I apologize at this point because I didn’t have the time, or the clients patience to do a proper SIP trace and log collection, I went straight for the throat and modified the codec list on the RGS Agents phones, and my own.  I modified the Codec Priorities on the phones to look like below, the 310’s wouldn’t have the Video Codec so not to worry there.

VVX600-After

I moved G.711Mu, and G.722 to the top of the list.  If your outside of North America I believe you would move G.711A to the top of your list.  G.722.1 (24 kbps) I think is unnecessary I thought maybe it was the codec for Microsoft SIREN but I can’t tell.  G.711A I left in just cause.  I completely removed the video codec’s as they don’t work with Lync 2013 or Skype environments anyway, plus the RGS/Video Conference thing…  I don’t see a purpose for the bottom 4 audio codec’s and will be testing with them removed for awhile.  I’ll update the blog if I get any further confirmation about what codec should be in and what definitely doesn’t need to be there for Lync/Skype environments.  I’m personally testing for the next while just have G.722, G.711Mu, and G.711A, I don’t think there are any other codec’s on the VVX phones that are compatible with a Lync 2013 or Skype for Business environment.

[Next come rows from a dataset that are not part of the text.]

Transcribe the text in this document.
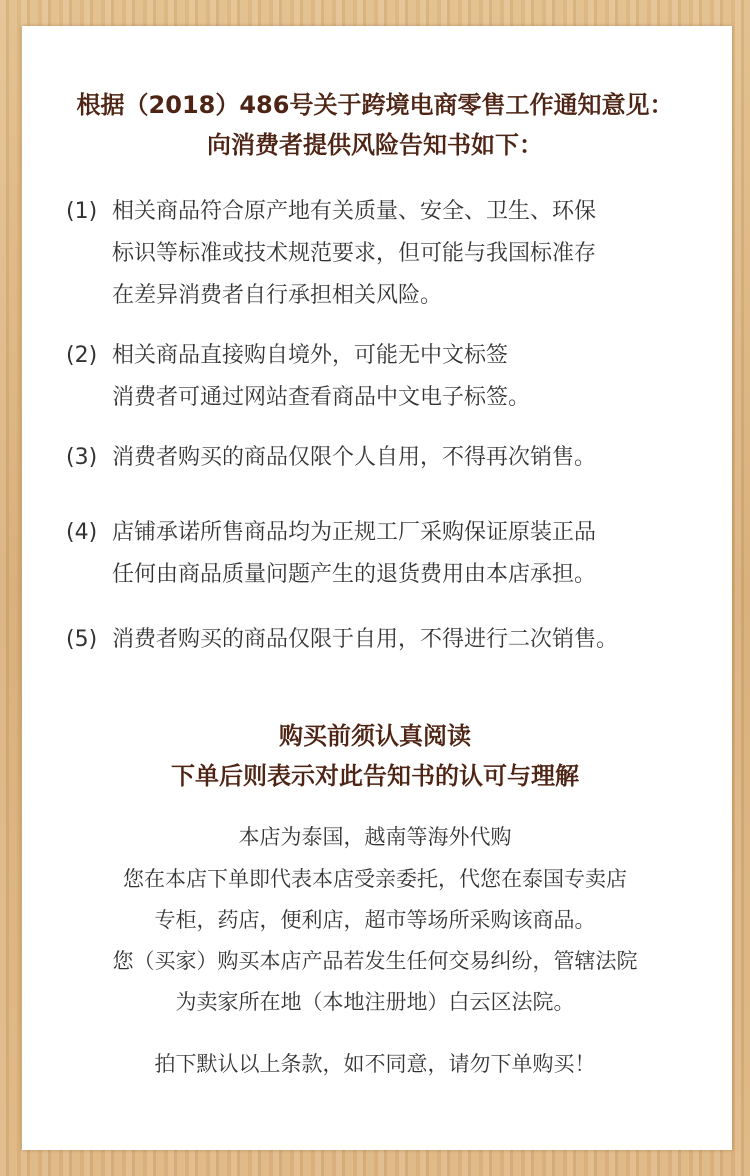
根据（2018）486号关于跨境电商零售工作通知意见：
向消费者提供风险告知书如下：
(1) 相关商品符合原产地有关质量、安全、卫生、环保
标识等标准或技术规范要求，但可能与我国标准存
在差异消费者自行承担相关风险。
(2) 相关商品直接购自境外，可能无中文标签
消费者可通过网站查看商品中文电子标签。
(3) 消费者购买的商品仅限个人自用，不得再次销售。
(4) 店铺承诺所售商品均为正规工厂采购保证原装正品
任何由商品质量问题产生的退货费用由本店承担。
(5) 消费者购买的商品仅限于自用，不得进行二次销售。
购买前须认真阅读
下单后则表示对此告知书的认可与理解
本店为泰国，越南等海外代购
您在本店下单即代表本店受亲委托，代您在泰国专卖店
专柜，药店，便利店，超市等场所采购该商品。
您（买家）购买本店产品若发生任何交易纠纷，管辖法院
为卖家所在地（本地注册地）白云区法院。
拍下默认以上条款，如不同意，请勿下单购买！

I experienced a similar codec issue with a Telus SIP Trunk in a Lync 2013 environments and using an AudioCodes M1k.  In that case it was Telus Cell phones calling, coming through the Telus SIP trunk, and AMR (Adaptive Multi-Rate speech codec) was getting negotiated, but there was no media actually happening, or it would be one way.  Problem there was fixed by limiting the codec’s on the AudioCodes on the Telus SIP Trunk side to only G.711Mu (PCMU) or G.711A (PCMA).

Now I’m going to go backcheck a few clients who have VVX phones and look for Diagnostic ID 32 and 33 in their environments.  The rub on this is that 32 and 33 aren’t Errors, just Warnings, so you have to look for them yourself.  To find them, go into your Monitoring Reports server and click on Top Failures Report.  Change the Category from “Unexpected Failure” to “Both expected and unexpected failure”.  In the Diagnostic IDs field, enter “32,33”, like below.  Change the date range as well if you like.

DiagnosticsReport

Dang, 70 in the last month… And affects both RGS and Exchange UM calls…  But none since the VVX Provisioning policy took effect.  Speaking of VVX Provisioning, here is the line I added to modify all the VVX phones via the common CFG file:

<WEB video.codecPref.H261=”0″ video.codecPref.H263=”0″ video.codecPref.H2631998=”0″ video.codecPref.H264=”0″ voice.codecPref.G711_A=”4″ voice.codecPref.G711_Mu=”2″ voice.codecPref.G722=”1″ voice.codecPref.G7221.24kbps=”3″ voice.codecPref.G7221_C.48kbps=”6″ voice.codecPref.Siren14.48kbps=”7″ voice.codecPref.Siren22.64kbps=”5″ />

If you haven’t set the prov.polling settings, the change probably won’t happen until you reboot the phone.  I think I smell another blog post, basic VVX Provisioning server configuration settings, IF you’re not using Event Zero UC Commander for Provisioning…

Additional Notes:  I should also have made note we also 1) Rebuilt the Response Group in trying to resolve.  In fact, in making minor changes it corrupted just like in the old days, and we had no choice but to delete, wait for replication and recreate, issue persisted. 2) Installed CU-259, issue still persisted.